Highlights included “Tuesday Afternoon” and “Nights in White Satin” from the groundbreaking 1967 album Days of Future Passed, “The Actor” from In Search of the Lost Chord, “Question” from A Question of Balance, and “The Story in Your Eyes” from Every Good Boy Deserves Favour. Oddly, two Moody Blues albums that this writer feels contain some of his best work, To Our Children’s Children’s Children and Seventh Sojourn, went untouched. He did, however, play “Forever Autumn” from a 1978 album based on The War of the Worlds and masterminded by composer Jeff Wayne, which inspired the first standing ovation of the night. But not the last.

— Jason M. Rubin


Visual Art

Kristy Edmunds, the new director of Mass MoCA. Photo: Mass MoCA

I am confused. For decades, I have thought about Mass MoCA as a cutting-edge visual arts museum with the largest space available in the world for contemporary visual arts. These forms ranged from the ethereal to the permanent, from performance to solely physical project based. Joe Thompson, an original founder of Mass MoCA, stepped down as the director after 32 years last winter. He has been replaced by Kristy Edmunds who has a resume of presenting dance, theater, and music as well as some cross-disciplinary and experimental projects. These are said to have included visual and digital art. Were these backdrops to performances?

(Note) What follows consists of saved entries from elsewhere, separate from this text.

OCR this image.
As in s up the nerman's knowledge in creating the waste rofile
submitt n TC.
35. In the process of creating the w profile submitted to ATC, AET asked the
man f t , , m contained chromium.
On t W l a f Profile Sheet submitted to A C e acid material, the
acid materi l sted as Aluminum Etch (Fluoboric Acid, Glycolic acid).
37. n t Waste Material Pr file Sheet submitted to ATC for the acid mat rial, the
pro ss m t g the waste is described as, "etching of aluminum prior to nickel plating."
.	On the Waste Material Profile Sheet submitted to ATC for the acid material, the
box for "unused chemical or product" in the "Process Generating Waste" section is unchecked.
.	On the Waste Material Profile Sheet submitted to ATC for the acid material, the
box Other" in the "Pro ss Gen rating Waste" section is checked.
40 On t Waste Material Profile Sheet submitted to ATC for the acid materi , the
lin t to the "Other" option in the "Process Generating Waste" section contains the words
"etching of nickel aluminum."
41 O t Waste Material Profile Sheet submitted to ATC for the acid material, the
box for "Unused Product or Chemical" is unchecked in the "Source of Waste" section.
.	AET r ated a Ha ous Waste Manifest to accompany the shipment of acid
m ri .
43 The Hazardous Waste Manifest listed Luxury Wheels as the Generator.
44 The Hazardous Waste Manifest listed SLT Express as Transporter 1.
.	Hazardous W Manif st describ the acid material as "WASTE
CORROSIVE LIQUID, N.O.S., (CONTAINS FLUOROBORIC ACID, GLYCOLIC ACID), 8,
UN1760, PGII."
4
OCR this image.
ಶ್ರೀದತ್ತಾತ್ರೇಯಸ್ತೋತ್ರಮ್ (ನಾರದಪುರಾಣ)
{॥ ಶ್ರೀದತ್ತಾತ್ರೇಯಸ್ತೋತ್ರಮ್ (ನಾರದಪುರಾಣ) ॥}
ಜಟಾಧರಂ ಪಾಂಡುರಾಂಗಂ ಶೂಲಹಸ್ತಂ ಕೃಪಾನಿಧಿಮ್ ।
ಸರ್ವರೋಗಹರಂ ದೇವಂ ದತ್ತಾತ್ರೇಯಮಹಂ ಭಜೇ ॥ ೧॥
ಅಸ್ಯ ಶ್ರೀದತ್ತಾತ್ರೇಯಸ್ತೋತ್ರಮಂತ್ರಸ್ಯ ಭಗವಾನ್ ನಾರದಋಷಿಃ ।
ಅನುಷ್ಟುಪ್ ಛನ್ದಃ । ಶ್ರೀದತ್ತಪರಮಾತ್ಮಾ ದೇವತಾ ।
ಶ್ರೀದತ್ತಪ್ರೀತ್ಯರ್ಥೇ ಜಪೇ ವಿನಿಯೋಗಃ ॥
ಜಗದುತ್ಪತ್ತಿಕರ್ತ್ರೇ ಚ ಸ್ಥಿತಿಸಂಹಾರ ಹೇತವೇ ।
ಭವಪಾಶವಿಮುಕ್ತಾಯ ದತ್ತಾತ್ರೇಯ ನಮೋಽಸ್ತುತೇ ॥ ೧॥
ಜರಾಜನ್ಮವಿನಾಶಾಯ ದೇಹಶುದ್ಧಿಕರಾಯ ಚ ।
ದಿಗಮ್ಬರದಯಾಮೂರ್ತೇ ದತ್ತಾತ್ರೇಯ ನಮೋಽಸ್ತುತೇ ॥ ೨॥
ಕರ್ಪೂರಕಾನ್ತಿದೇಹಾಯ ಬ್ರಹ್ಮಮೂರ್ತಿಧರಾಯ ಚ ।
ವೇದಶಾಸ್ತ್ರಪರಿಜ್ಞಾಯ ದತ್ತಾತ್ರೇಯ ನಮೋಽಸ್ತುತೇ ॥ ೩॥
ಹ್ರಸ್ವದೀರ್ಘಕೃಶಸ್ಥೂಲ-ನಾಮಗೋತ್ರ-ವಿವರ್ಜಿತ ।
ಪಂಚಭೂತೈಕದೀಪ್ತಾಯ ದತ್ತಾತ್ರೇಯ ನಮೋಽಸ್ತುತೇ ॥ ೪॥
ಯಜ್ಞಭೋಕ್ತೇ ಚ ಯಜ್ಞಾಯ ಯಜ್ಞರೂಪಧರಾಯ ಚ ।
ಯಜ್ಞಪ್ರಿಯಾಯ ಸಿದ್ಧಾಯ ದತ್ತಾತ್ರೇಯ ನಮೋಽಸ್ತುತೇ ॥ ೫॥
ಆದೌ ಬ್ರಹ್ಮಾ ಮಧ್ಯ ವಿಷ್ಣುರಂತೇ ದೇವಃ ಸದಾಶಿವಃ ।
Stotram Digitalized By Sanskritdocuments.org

Edmunds previously served as the artistic director of the Melbourne International Arts Festival and the head of the School of Performing Arts and deputy dean at the Victorian College of the Arts at the University of Melbourne. She was also the founding executive and artistic director of the Portland Institute for Contemporary Art and the Time-Based Art Festival (TBA) in Portland, OR. And she has served as the inaugural consulting artistic director for the Park Avenue Armory in New York.

In other words, Edmunds is an entertainment impresario. Unlike Thompson, visual arts is not a background of hers but an add-on. Clearly, she is an effective fundraiser for performing arts festivals. But how does that skill mesh with leading what is, primarily, a visual arts museum/institution? And one that was financially downsized by 20% during the 2020-21 pandemic.

To underscore her “fit,” the Mass MoCA website now states that 50% of all the museum’s programming is performing arts. Really? Bang on A Can, FreshGrass, and other concerts are appealing events, but they are secondary to the visual art on display. Was performing arts an initial element in the mission of MassMoCA? Over time, they were added to increase audience attendance and diversify demographics. Over the decades, the number of performances have increased. But MassMoCA has always been — at its heart — a visual arts destination. Edmunds was certainly a “woke” choice for new director. Time will tell if it was a good one.

— Mark Favermann

1 Comments

  1. John D Kramer on October 15, 2021 at 10:13 am

    Asking Mark Favermann to give Kristy Edmunds a chance at Mass MoCA. I had the chance to hear her speak to the dancers after the CAP-UCLA performance of Merce Cunningham: Night of 100 Solos. She clearly understands how to present and talk about contemporary art. (Funny how Merce’s work remains contemporary.) The brilliant visuals by Jennifer Steinkamp went way beyond “backdrop”. I think Ms. Edmunds could be an “entertainment impresario” of the best kind, and a lot more.